Repository files navigation

Dataset converter

Dataset converter pipeline tool. Transforms dataset csv files into parquet files.

Features

  • Simple automatic deployment
  • Extendable plugin system
  • Flexible configuration
  • Containerized setup

Requirements

Setup

  • Copy .env.example to .env and fill the options

Usage

  • Download the .csv files to the ./data folder
  • Create the necessary config files. See Configuration for more details.
  • Run the application:
$ docker-compose up
  • It will look for all .yml, for each dataset configured file, it will produce an optimized parquet file and a pickle file containing the pandas dtypes. The generated files are located in the ./data folder.

Output files

For each config file found, keeps the same file name as set in the config and create the following files:

${name}.dytpes.pickle

Contains a dict python with the column:dtype for each entry.

${name}.parquet.7z

Creates a parquet binary file compressed in 7z format from the dataframe processed.

Plugins

A plugin system is available, where is possible to call additional procedures to modify the dataset files.

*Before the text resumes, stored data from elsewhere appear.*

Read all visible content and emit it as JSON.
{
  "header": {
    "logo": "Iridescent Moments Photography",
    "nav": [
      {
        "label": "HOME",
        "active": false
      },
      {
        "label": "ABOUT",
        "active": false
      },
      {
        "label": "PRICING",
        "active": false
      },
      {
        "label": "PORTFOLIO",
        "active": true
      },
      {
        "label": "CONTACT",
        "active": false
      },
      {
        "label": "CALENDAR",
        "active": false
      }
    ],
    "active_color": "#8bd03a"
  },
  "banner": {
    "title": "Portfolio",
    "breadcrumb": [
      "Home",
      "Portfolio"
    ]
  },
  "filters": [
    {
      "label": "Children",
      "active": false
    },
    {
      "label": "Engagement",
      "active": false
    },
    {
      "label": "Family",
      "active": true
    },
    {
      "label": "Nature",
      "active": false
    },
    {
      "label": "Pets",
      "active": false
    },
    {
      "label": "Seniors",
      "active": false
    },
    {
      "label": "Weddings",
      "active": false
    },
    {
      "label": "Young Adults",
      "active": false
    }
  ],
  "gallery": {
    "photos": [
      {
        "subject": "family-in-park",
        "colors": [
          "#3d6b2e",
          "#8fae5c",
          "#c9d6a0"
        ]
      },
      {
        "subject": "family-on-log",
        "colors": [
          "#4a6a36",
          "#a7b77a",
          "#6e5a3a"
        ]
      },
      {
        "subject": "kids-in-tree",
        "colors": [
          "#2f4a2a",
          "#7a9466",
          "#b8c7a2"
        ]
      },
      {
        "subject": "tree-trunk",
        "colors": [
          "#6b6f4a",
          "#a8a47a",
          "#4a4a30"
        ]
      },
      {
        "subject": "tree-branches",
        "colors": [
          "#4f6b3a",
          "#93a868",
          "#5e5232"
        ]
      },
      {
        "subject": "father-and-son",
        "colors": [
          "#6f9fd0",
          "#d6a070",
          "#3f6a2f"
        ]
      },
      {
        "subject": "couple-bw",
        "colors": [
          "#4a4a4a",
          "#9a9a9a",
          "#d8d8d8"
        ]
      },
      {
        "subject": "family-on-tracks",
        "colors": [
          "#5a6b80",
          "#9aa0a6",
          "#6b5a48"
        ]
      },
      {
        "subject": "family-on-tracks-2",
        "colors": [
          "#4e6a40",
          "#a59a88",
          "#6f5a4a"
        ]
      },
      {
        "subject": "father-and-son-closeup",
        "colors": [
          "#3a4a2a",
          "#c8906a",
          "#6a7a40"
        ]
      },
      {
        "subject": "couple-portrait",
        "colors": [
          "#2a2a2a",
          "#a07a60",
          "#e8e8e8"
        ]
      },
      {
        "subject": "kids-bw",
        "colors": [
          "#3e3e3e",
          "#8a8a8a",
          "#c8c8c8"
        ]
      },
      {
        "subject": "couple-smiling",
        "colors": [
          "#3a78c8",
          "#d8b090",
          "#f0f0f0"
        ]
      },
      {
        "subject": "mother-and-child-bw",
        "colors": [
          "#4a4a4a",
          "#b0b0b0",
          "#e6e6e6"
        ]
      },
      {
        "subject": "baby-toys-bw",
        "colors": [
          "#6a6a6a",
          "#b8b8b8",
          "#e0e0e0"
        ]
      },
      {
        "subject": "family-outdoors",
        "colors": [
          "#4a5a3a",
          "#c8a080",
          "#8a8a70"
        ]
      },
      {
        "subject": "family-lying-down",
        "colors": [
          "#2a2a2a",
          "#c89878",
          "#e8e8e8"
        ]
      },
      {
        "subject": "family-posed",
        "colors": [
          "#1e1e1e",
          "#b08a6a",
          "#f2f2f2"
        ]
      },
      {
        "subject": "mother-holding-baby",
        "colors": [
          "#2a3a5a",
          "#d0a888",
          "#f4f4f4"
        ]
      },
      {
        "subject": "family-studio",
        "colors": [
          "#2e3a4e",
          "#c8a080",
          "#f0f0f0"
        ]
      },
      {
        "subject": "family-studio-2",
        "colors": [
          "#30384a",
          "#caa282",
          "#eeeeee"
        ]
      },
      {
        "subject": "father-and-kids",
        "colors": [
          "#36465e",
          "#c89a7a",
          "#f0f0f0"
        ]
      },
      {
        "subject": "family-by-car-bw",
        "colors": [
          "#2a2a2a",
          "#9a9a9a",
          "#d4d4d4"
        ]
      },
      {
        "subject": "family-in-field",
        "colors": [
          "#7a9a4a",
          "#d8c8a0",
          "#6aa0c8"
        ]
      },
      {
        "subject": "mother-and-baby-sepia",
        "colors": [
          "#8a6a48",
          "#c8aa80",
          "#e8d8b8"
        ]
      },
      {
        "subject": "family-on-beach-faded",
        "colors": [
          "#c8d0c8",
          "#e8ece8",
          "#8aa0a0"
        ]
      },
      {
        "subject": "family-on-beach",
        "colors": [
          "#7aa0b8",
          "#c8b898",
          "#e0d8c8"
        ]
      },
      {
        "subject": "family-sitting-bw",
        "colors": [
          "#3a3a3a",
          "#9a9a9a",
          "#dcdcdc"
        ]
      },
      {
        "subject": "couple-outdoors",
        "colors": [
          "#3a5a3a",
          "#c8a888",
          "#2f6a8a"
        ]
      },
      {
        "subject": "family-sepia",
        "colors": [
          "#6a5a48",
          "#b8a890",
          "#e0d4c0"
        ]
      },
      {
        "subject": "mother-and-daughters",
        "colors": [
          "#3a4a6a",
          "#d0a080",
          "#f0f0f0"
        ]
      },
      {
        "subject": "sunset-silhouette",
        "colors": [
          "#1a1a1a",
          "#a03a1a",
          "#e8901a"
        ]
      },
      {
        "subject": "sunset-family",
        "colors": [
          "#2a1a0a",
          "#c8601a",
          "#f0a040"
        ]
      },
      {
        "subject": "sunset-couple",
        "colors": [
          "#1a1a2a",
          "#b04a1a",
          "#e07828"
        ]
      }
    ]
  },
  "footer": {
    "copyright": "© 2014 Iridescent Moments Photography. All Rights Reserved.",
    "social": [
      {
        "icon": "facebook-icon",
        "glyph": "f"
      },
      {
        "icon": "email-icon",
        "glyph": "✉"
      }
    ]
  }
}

A plugin has a method named apply which receives a pandas Dataframe object and returns it at the end of the method. The plugin can be configured to run right after a file is loaded before the main processing is done or afterwards.

The application includes the following packages:

  • numpy
  • pandas
  • pyyaml
  • pyarrow

Any extra dependencies can be added to the requirements.txt in the plugins folder, they will be installed on the startup of the application.

A sample plugin is provided as a template to get you started.

Addons

A collection of ready-to use addons (configs and plugins) can be found here.

Configuration

For each .csv file create .yml with the same name. A sample configuration file is provided.

Arguments

name

Type: string

Table filename. This argument is required.

sep

Type: string

Default: ;

Delimiter character to use. This argument is optional.

compression

Type: boolean

Default: true

Whether to compress the parquet files to 7z format or not, when compression is on, it deletes the uncompressed parquet files afterwards. This argument is optional.

partition

Type: boolean

Default: false

Whether to export to separate files in chunks or to export to a single parquet file. This argument is optional.

chunksize

Type: number

Chunk size, useful when files are large. This argument is optional. Ommiting this argument loads the whole file at once.

usecols

Type: sequence

List of columns to load from .csv file. This argument is optional. Ommiting this argument loads all columns from file.

parse_dates

Type: sequence

List of columns to parse with datetime format. This argument is optional.

plugins

Type: sequence

List of plugins to be applied to the dataframe object, plugins are called by the same order they are set in the configuration file. This argument is optional.

  • before: Plugins called just after a file/chunk is loaded to memory.
  • after: Plugins called at the end of downcasting process, before files are exported.